The approximation which I'm most aware of is the BFGS scheme, which arises as a Quasi-Newton method in optimisation. One aspect of this scheme is that it processes the data $D_N$ sequentially, that is, it requires the interpretation that the pairs $( x^i, \nabla f ( x^i ) )$ arrived in some meaningful order (or, it requires making an arbitrary choice of ordering). Moreover, the scheme forms a sequence of approximate Hessians $\{ H^i \}_{i = 1}^N$, such that (roughly speaking), for each $i$, one has that $H^i \approx \nabla^2 f ( x^i )$.
I appreciate that the BFGS scheme is used for the purposes of optimisation, and is not designed to form a global approximation of the Hessian. I understand also that this is basically a good thing; as one is only trying to find a minimiser of $f$, a local approximation is more or less sufficient. In any case, the first point I want to make is that given data $D_N$, which do not naturally admit a sequential structure, BFGS is arguably an unnatural procedure for forming a Hessian approximation.
So, suppose the following:
- I have the data $D_N$.
- I want to form an approximation of the Hessian which is valid for $x$ near $\{ x^i \}_{i = 1}^N$.
- I want my approximation $H = H ( D_N )$ to be invariant under the ordering of the set $D_N$, i.e. the approximation procedure doesn't care which order the data arrived in.
My question is: Is there a standard, efficient procedure for approximating the Hessian of a function from data, which obeys condition (3) above?
Note that BFGS fails condition 3 in general.
My naive attempt at describing such a procedure was to define
\begin{align} \hat{H} = \text{argmin}_H \left\{ \sum_{i \neq j} \| \left[ \nabla f ( x_i ) - \nabla f ( x_j ) \right]- H \left[ x_i - x_j \right]\|_2^2 \right\} \end{align}
or something of this form, i.e. encourage the matrix $H$ to `interpolate' the gradients, and then perhaps pick the simplest such $H$ (simplest w.r.t. e.g. nuclear or $\ell^1$ norm).

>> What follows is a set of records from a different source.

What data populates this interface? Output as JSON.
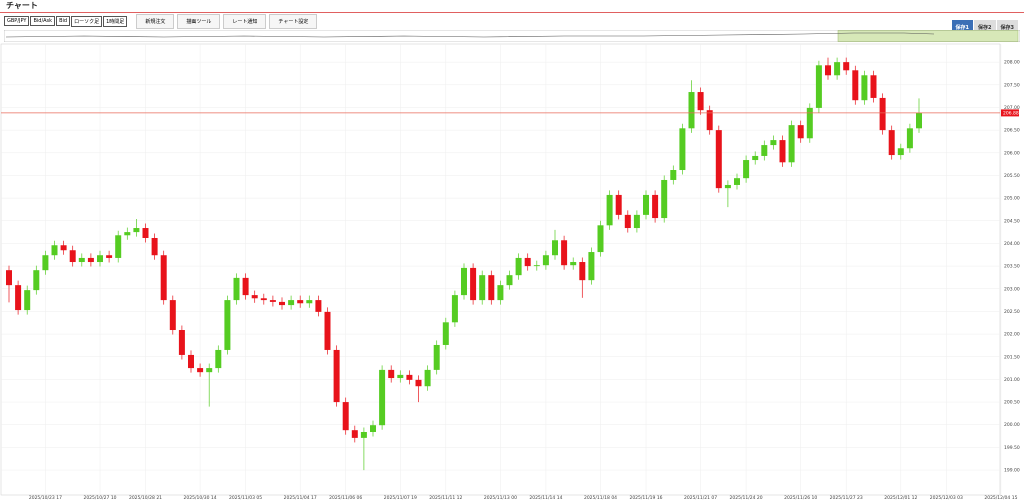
{
  "header": {
    "title": "チャート"
  },
  "toolbar": {
    "selects": [
      "GBP/JPY",
      "Bid/Ask",
      "Bid",
      "ローソク足",
      "1時間足"
    ],
    "buttons": [
      "新規注文",
      "描画ツール",
      "レート通知",
      "チャート設定"
    ],
    "saves": [
      "保存1",
      "保存2",
      "保存3"
    ]
  },
  "chart_data": {
    "type": "candlestick",
    "up_color": "#55cc22",
    "down_color": "#e8131b",
    "grid": true,
    "ylim": [
      198.45,
      208.4
    ],
    "yticks": [
      {
        "value": 199,
        "label": "199.00"
      },
      {
        "value": 199.5,
        "label": "199.50"
      },
      {
        "value": 200,
        "label": "200.00"
      },
      {
        "value": 200.5,
        "label": "200.50"
      },
      {
        "value": 201,
        "label": "201.00"
      },
      {
        "value": 201.5,
        "label": "201.50"
      },
      {
        "value": 202,
        "label": "202.00"
      },
      {
        "value": 202.5,
        "label": "202.50"
      },
      {
        "value": 203,
        "label": "203.00"
      },
      {
        "value": 203.5,
        "label": "203.50"
      },
      {
        "value": 204,
        "label": "204.00"
      },
      {
        "value": 204.5,
        "label": "204.50"
      },
      {
        "value": 205,
        "label": "205.00"
      },
      {
        "value": 205.5,
        "label": "205.50"
      },
      {
        "value": 206,
        "label": "206.00"
      },
      {
        "value": 206.5,
        "label": "206.50"
      },
      {
        "value": 207,
        "label": "207.00"
      },
      {
        "value": 207.5,
        "label": "207.50"
      },
      {
        "value": 208,
        "label": "208.00"
      }
    ],
    "last_price": 206.88,
    "categories": [
      null,
      null,
      null,
      null,
      "2025/10/23 17",
      null,
      null,
      null,
      null,
      null,
      "2025/10/27 10",
      null,
      null,
      null,
      null,
      "2025/10/28 21",
      null,
      null,
      null,
      null,
      null,
      "2025/10/30 14",
      null,
      null,
      null,
      null,
      "2025/11/03 05",
      null,
      null,
      null,
      null,
      null,
      "2025/11/04 17",
      null,
      null,
      null,
      null,
      "2025/11/06 06",
      null,
      null,
      null,
      null,
      null,
      "2025/11/07 19",
      null,
      null,
      null,
      null,
      "2025/11/11 12",
      null,
      null,
      null,
      null,
      null,
      "2025/11/13 00",
      null,
      null,
      null,
      null,
      "2025/11/14 14",
      null,
      null,
      null,
      null,
      null,
      "2025/11/18 04",
      null,
      null,
      null,
      null,
      "2025/11/19 16",
      null,
      null,
      null,
      null,
      null,
      "2025/11/21 07",
      null,
      null,
      null,
      null,
      "2025/11/24 20",
      null,
      null,
      null,
      null,
      null,
      "2025/11/26 10",
      null,
      null,
      null,
      null,
      "2025/11/27 23",
      null,
      null,
      null,
      null,
      null,
      "2025/12/01 12",
      null,
      null,
      null,
      null,
      "2025/12/03 03",
      null,
      null,
      null,
      null,
      null,
      "2025/12/04 15"
    ],
    "open": [
      203.41,
      203.08,
      202.53,
      202.97,
      203.41,
      203.74,
      203.96,
      203.85,
      203.59,
      203.68,
      203.59,
      203.74,
      203.68,
      204.18,
      204.25,
      204.34,
      204.12,
      203.74,
      202.75,
      202.09,
      201.54,
      201.25,
      201.16,
      201.25,
      201.65,
      202.75,
      203.24,
      202.86,
      202.79,
      202.75,
      202.71,
      202.64,
      202.75,
      202.68,
      202.75,
      202.49,
      201.65,
      200.5,
      199.88,
      199.71,
      199.84,
      199.99,
      201.21,
      201.03,
      201.1,
      200.99,
      200.85,
      201.21,
      201.76,
      202.26,
      202.86,
      203.46,
      202.75,
      203.3,
      202.75,
      203.08,
      203.3,
      203.68,
      203.5,
      203.52,
      203.74,
      204.07,
      203.52,
      203.59,
      203.19,
      203.81,
      204.4,
      205.07,
      204.63,
      204.34,
      204.63,
      205.07,
      204.56,
      205.4,
      205.62,
      206.54,
      207.34,
      206.94,
      206.5,
      205.22,
      205.29,
      205.44,
      205.84,
      205.93,
      206.17,
      206.28,
      205.79,
      206.61,
      206.32,
      206.99,
      207.93,
      207.71,
      208,
      207.82,
      207.16,
      207.71,
      207.21,
      206.5,
      205.95,
      206.1,
      206.54,
      null,
      null,
      null,
      null,
      null,
      null,
      null,
      null,
      null
    ],
    "high": [
      203.51,
      203.18,
      203.07,
      203.51,
      203.84,
      204.06,
      204.06,
      203.95,
      203.78,
      203.78,
      203.84,
      203.84,
      204.28,
      204.35,
      204.54,
      204.44,
      204.22,
      203.84,
      202.85,
      202.19,
      201.64,
      201.35,
      201.35,
      201.75,
      202.85,
      203.34,
      203.34,
      202.96,
      202.89,
      202.85,
      202.81,
      202.85,
      202.85,
      202.85,
      202.85,
      202.59,
      201.75,
      200.6,
      199.98,
      199.94,
      200.09,
      201.31,
      201.31,
      201.2,
      201.2,
      201.09,
      201.31,
      201.86,
      202.36,
      202.96,
      203.56,
      203.56,
      203.4,
      203.4,
      203.18,
      203.4,
      203.78,
      203.78,
      203.62,
      203.84,
      204.3,
      204.17,
      203.69,
      203.69,
      203.91,
      204.5,
      205.17,
      205.17,
      204.73,
      204.73,
      205.17,
      205.17,
      205.5,
      205.72,
      206.64,
      207.6,
      207.44,
      207.04,
      206.6,
      205.39,
      205.54,
      205.94,
      206.03,
      206.27,
      206.38,
      206.38,
      206.71,
      206.71,
      207.09,
      208.03,
      208.1,
      208.1,
      208.1,
      207.92,
      207.81,
      207.81,
      207.31,
      206.6,
      206.2,
      206.64,
      207.2,
      null,
      null,
      null,
      null,
      null,
      null,
      null,
      null,
      null
    ],
    "low": [
      202.7,
      202.43,
      202.43,
      202.87,
      203.31,
      203.64,
      203.75,
      203.49,
      203.49,
      203.49,
      203.49,
      203.58,
      203.58,
      204.08,
      204.15,
      204.02,
      203.64,
      202.65,
      201.99,
      201.44,
      201.15,
      201.06,
      200.4,
      201.15,
      201.55,
      202.65,
      202.76,
      202.69,
      202.65,
      202.61,
      202.54,
      202.54,
      202.58,
      202.58,
      202.39,
      201.55,
      200.4,
      199.78,
      199.61,
      199,
      199.74,
      199.89,
      200.93,
      200.93,
      200.89,
      200.5,
      200.75,
      201.11,
      201.66,
      202.16,
      202.76,
      202.65,
      202.65,
      202.65,
      202.65,
      202.98,
      203.2,
      203.4,
      203.4,
      203.42,
      203.64,
      203.42,
      203.42,
      202.8,
      203.09,
      203.71,
      204.3,
      204.53,
      204.24,
      204.24,
      204.53,
      204.46,
      204.46,
      205.3,
      205.52,
      206.44,
      206.84,
      206.4,
      205.12,
      204.8,
      205.19,
      205.34,
      205.74,
      205.83,
      206.07,
      205.69,
      205.69,
      206.22,
      206.22,
      206.89,
      207.61,
      207.61,
      207.72,
      207.06,
      207.06,
      207.11,
      206.4,
      205.85,
      205.85,
      206,
      206.44,
      null,
      null,
      null,
      null,
      null,
      null,
      null,
      null,
      null
    ],
    "close": [
      203.08,
      202.53,
      202.97,
      203.41,
      203.74,
      203.96,
      203.85,
      203.59,
      203.68,
      203.59,
      203.74,
      203.68,
      204.18,
      204.25,
      204.34,
      204.12,
      203.74,
      202.75,
      202.09,
      201.54,
      201.25,
      201.16,
      201.25,
      201.65,
      202.75,
      203.24,
      202.86,
      202.79,
      202.75,
      202.71,
      202.64,
      202.75,
      202.68,
      202.75,
      202.49,
      201.65,
      200.5,
      199.88,
      199.71,
      199.84,
      199.99,
      201.21,
      201.03,
      201.1,
      200.99,
      200.85,
      201.21,
      201.76,
      202.26,
      202.86,
      203.46,
      202.75,
      203.3,
      202.75,
      203.08,
      203.3,
      203.68,
      203.5,
      203.52,
      203.74,
      204.07,
      203.52,
      203.59,
      203.19,
      203.81,
      204.4,
      205.07,
      204.63,
      204.34,
      204.63,
      205.07,
      204.56,
      205.4,
      205.62,
      206.54,
      207.34,
      206.94,
      206.5,
      205.22,
      205.29,
      205.44,
      205.84,
      205.93,
      206.17,
      206.28,
      205.79,
      206.61,
      206.32,
      206.99,
      207.93,
      207.71,
      208,
      207.82,
      207.16,
      207.71,
      207.21,
      206.5,
      205.95,
      206.1,
      206.54,
      206.88,
      null,
      null,
      null,
      null,
      null,
      null,
      null,
      null,
      null
    ]
  }
}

But this is not obviously possible to solve efficiently, especially for high-dimensional systems.
A related question is the following:
- I have the data $D_N$, and the ordering of the data is a priori meaningful.
- I want to form an approximation of the Hessian which is valid for $x$ near $\{ x^i \}_{i = 1}^N$.
- I want my approximation $H = H ( D_N )$ to be invariant under the direction of time, i.e. suppose the data was instead given as
\begin{align} D'_N &= \{ ( y^i, \nabla f ( y^i ) ) \}_{i = 1}^N \\ \text{where } y^i &= x^{N + 1 - i}. \end{align}
Then, I want that $H (D'_N) = H ( D_N )$.
As before, my question is whether such a procedure exists, can be implemented efficiently, etc. Again, note that BFGS fails this new condition 3 in general.